Apply a scaling policy - Amazon SageMaker
Services or capabilities described in Amazon Web Services documentation might vary by Region. To see the differences applicable to the China Regions, see Getting Started with Amazon Web Services in China (PDF).

Apply a scaling policy

After you register your model and define a scaling policy, apply the scaling policy to the registered model. This section shows how to apply a scaling policy using the the Amazon Command Line Interface (Amazon CLI) or the Application Auto Scaling API.

Apply a target tracking scaling policy (Amazon CLI)

To apply a scaling policy to your model, use the put-scaling-policy Amazon CLI command with the following parameters:

  • --policy-name—The name of the scaling policy.

  • --policy-type—Set this value to TargetTrackingScaling.

  • --resource-id—The resource identifier for the variant. For this parameter, the resource type is endpoint and the unique identifier is the name of the variant. For example, endpoint/my-endpoint/variant/my-variant.

  • --service-namespace—Set this value to sagemaker.

  • --scalable-dimension—Set this value to sagemaker:variant:DesiredInstanceCount.

  • --target-tracking-scaling-policy-configuration—The target-tracking scaling policy configuration to use for the model.

The following example applies a target tracking scaling policy named my-scaling-policy to a variant named my-variant, running on the my-endpoint endpoint. For the --target-tracking-scaling-policy-configuration option, specify the config.json file that you created previously.

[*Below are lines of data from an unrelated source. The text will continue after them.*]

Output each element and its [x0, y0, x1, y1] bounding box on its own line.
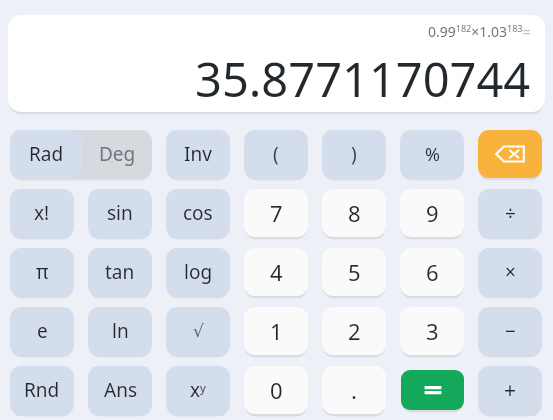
button[interactable]: √: [166, 307, 230, 355]
staticText: ×: [505, 259, 516, 285]
button[interactable]: Inv: [166, 130, 230, 178]
button[interactable]: Equals: [401, 370, 464, 410]
staticText: 4: [270, 257, 283, 287]
button[interactable]: xy: [166, 366, 230, 414]
button[interactable]: ×: [478, 248, 542, 296]
button[interactable]: %: [400, 130, 464, 178]
staticText: Inv: [184, 141, 212, 167]
staticText: π: [36, 259, 49, 285]
staticText: %: [425, 142, 440, 167]
button[interactable]: ln: [88, 307, 152, 355]
button[interactable]: x!: [10, 189, 74, 237]
staticText: √: [193, 321, 204, 341]
staticText: .: [351, 375, 357, 405]
button[interactable]: 9: [400, 189, 464, 237]
button[interactable]: Rnd: [10, 366, 74, 414]
button[interactable]: 5: [322, 248, 386, 296]
staticText: 2: [348, 316, 361, 346]
staticText: 8: [348, 198, 361, 228]
staticText: ): [351, 141, 357, 167]
button[interactable]: 2: [322, 307, 386, 355]
button[interactable]: e: [10, 307, 74, 355]
staticText: Ans: [104, 377, 137, 403]
staticText: 0.99182×1.03183=: [428, 22, 531, 41]
staticText: Rnd: [24, 377, 60, 403]
button[interactable]: ÷: [478, 189, 542, 237]
button[interactable]: 4: [244, 248, 308, 296]
staticText: 35.8771170744: [195, 47, 531, 108]
button[interactable]: Ans: [88, 366, 152, 414]
staticText: −: [505, 318, 516, 344]
button[interactable]: 1: [244, 307, 308, 355]
staticText: tan: [105, 259, 135, 285]
button[interactable]: 3: [400, 307, 464, 355]
button[interactable]: log: [166, 248, 230, 296]
button[interactable]: Backspace: [478, 130, 542, 178]
staticText: 1: [270, 316, 283, 346]
staticText: sin: [107, 200, 133, 226]
staticText: 3: [426, 316, 439, 346]
staticText: 0: [270, 375, 283, 405]
staticText: ÷: [505, 200, 516, 226]
button[interactable]: .: [322, 366, 386, 414]
staticText: 7: [270, 198, 283, 228]
staticText: +: [504, 376, 517, 405]
button[interactable]: Rad: [10, 130, 82, 178]
staticText: ln: [112, 318, 129, 344]
button[interactable]: 8: [322, 189, 386, 237]
button[interactable]: π: [10, 248, 74, 296]
staticText: x!: [34, 200, 50, 226]
staticText: Rad: [29, 141, 64, 167]
button[interactable]: 0: [244, 366, 308, 414]
button[interactable]: cos: [166, 189, 230, 237]
button[interactable]: (: [244, 130, 308, 178]
staticText: e: [37, 318, 48, 344]
staticText: 6: [426, 257, 439, 287]
staticText: xy: [190, 377, 206, 403]
button[interactable]: −: [478, 307, 542, 355]
button[interactable]: ): [322, 130, 386, 178]
button[interactable]: 6: [400, 248, 464, 296]
staticText: cos: [183, 200, 213, 226]
button[interactable]: Deg: [82, 130, 152, 178]
button[interactable]: +: [478, 366, 542, 414]
button[interactable]: sin: [88, 189, 152, 237]
staticText: 9: [426, 198, 439, 228]
button[interactable]: 7: [244, 189, 308, 237]
staticText: 5: [348, 257, 361, 287]
button[interactable]: tan: [88, 248, 152, 296]
staticText: log: [184, 259, 213, 285]
staticText: Deg: [99, 141, 136, 167]
staticText: (: [273, 141, 279, 167]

aws application-autoscaling put-scaling-policy \ --policy-name my-scaling-policy \ --policy-type TargetTrackingScaling \ --resource-id endpoint/my-endpoint/variant/my-variant \ --service-namespace sagemaker \ --scalable-dimension sagemaker:variant:DesiredInstanceCount \ --target-tracking-scaling-policy-configuration file://config.json

Apply a scaling policy (Application Auto Scaling API)

To apply a scaling policy to a variant with the Application Auto Scaling API, use the PutScalingPolicy Application Auto Scaling API action with the following parameters:

  • PolicyName—The name of the scaling policy.

  • ServiceNamespace—Set this value to sagemaker.

  • ResourceID—The resource identifier for the variant. For this parameter, the resource type is endpoint and the unique identifier is the name of the variant. For example, endpoint/my-endpoint/variant/my-variant.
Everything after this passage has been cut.